When Mason’s paintings come up short, it’s usually because they are trying too hard to be uncontrolled and can’t shake their nature. Sanity goes slumming but tricks nobody. “Defiant of a Road” (1972) has too much going on and not enough—the colors talk over one another as they wait for a resolution that never arrives. “Quiet Fog” (1976) does have something like a resolution; I just don’t buy it. Yellow and red and blue melt into the same shimmery gray, so that nothing specific to the drama between one color and its co-stars gets worked out—if this were the ending of a movie, it would be “It was all a dream!” The painting may be the most illuminating one in the exhibition, though, clarifying what succeeds in a Mason by demonstrating what doesn’t. It trails off suggestively, and Mason’s style works best when it says what it’s trying to say without a stutter.
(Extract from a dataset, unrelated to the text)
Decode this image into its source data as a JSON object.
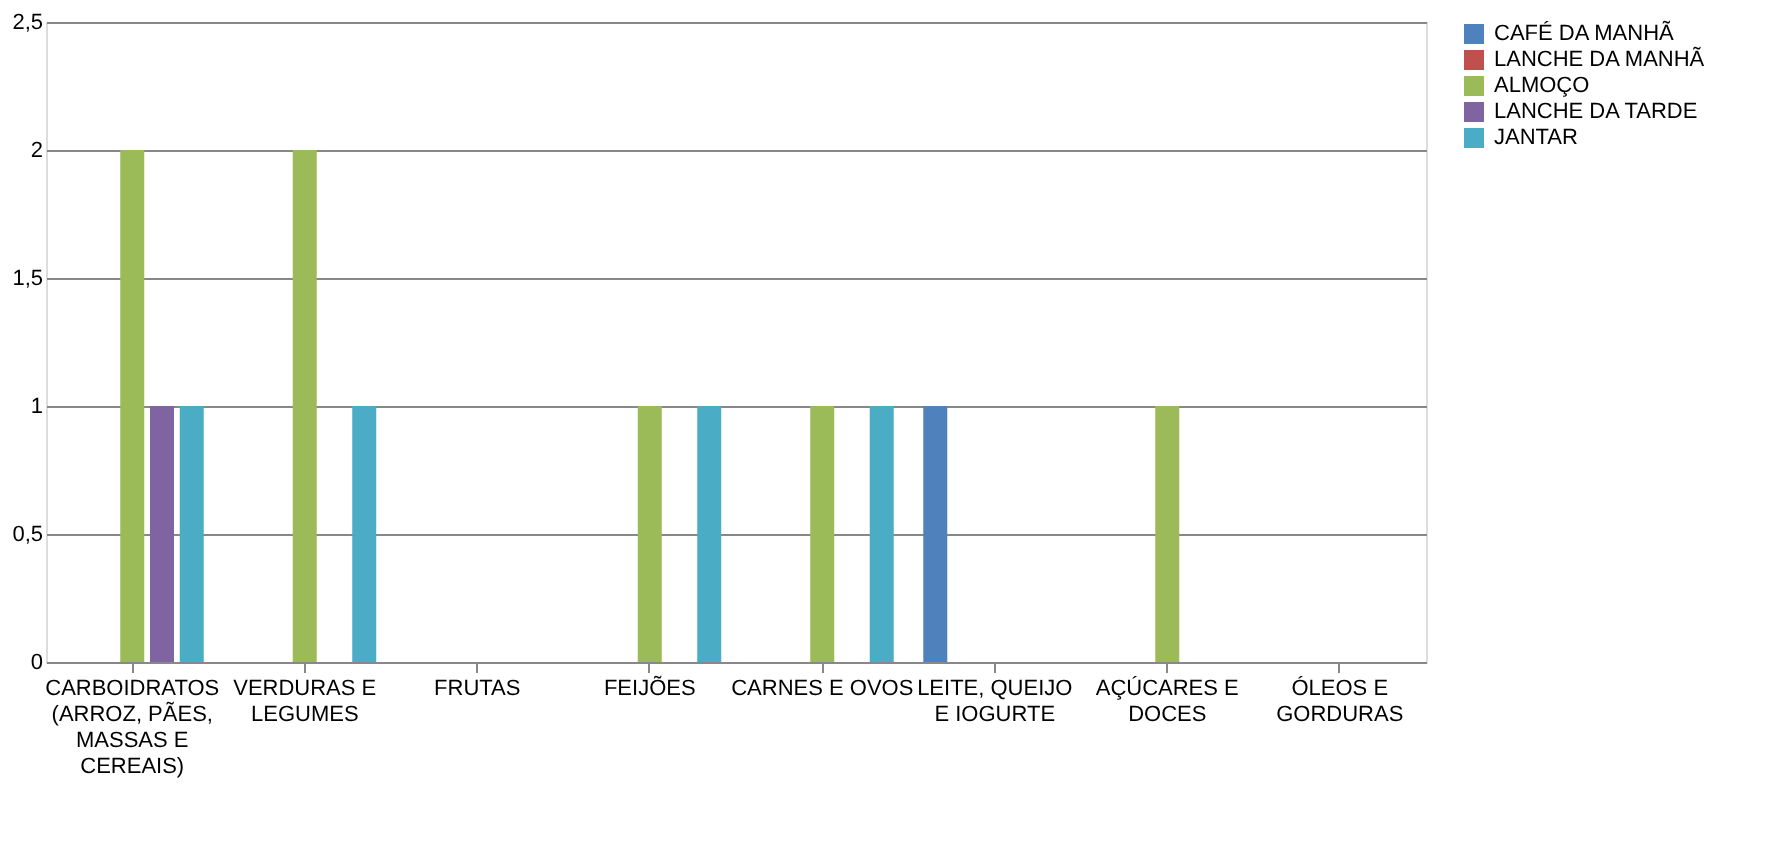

This may sound like an insult, and in fact many of the finest Mason paintings are very close to the third-rate ones. (Sanity has a tiny margin of error.) Her technique is always in danger of coming across as too pat, but that’s part of what makes it so thrilling when it pays off. Working your way from the left to the right side of the small, square “Like Some Old Fashioned Miracle” (1972-74), you first find bright yellow and blue cheek to cheek with hunter green, simple as two plus three equals five. In the center, everything goes wonky. The blue ripens, the shade of green switches from hunter to rusty penny, and the yellow disappears altogether, only to emerge on the other side bearing a little penny rust itself. The shapes are solid-looking for the most part but a little fuzzy around the edges, as though eroded by the elements. (Again, I detect the influence of that trip to Lascaux.) As usual, the painting’s title comes from Dickinson, but I’m reminded more strongly of the Song-dynasty poet Wei T’ai, who accidentally summed up Mason’s whole raison d’être when he said that poetry “should be precise about the thing and reticent about the feeling.”
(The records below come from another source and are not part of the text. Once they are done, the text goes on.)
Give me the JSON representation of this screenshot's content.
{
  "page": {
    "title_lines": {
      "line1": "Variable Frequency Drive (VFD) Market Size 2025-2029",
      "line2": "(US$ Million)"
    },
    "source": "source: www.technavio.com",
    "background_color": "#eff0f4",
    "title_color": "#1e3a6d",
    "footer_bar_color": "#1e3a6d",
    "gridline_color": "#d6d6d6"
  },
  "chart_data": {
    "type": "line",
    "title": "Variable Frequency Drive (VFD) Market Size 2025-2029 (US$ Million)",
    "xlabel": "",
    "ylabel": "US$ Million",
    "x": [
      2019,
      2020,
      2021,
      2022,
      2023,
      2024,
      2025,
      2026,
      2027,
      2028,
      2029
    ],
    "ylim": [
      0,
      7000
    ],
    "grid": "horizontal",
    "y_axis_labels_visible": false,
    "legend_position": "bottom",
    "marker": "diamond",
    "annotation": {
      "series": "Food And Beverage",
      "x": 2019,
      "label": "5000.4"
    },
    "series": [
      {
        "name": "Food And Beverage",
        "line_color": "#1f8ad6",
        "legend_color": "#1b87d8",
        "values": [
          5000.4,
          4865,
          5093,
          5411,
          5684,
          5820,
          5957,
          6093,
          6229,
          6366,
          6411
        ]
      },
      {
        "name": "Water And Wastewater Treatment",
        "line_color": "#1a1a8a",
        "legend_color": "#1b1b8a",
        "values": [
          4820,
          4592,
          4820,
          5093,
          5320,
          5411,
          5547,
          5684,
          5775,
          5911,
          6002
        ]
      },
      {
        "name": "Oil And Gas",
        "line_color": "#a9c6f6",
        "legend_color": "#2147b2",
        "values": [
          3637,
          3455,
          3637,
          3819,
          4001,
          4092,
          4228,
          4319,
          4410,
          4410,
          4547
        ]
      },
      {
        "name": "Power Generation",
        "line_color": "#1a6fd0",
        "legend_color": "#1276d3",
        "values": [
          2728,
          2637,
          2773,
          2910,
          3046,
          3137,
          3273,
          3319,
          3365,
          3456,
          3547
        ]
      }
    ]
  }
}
The wonder of this painting is that, by not trying to overwhelm, Mason overwhelms. Time, and the way it chews at the grand and the modest with the same appetite, is her subject. Even as she sets out to deal with it frankly, she can’t help but transmit strong feeling; for me, it’s something like the melancholy jolt of rummaging through the closet and finding an old, yellowing diary. Mason was not an especially innovative artist. She pioneered no major aesthetic school, and, although she taught painting at Hunter College for more than thirty years, has no obvious imitators on the scene today. She’s just the person who made “Like Some Old Fashioned Miracle,” and that should be—and should have been—more than enough.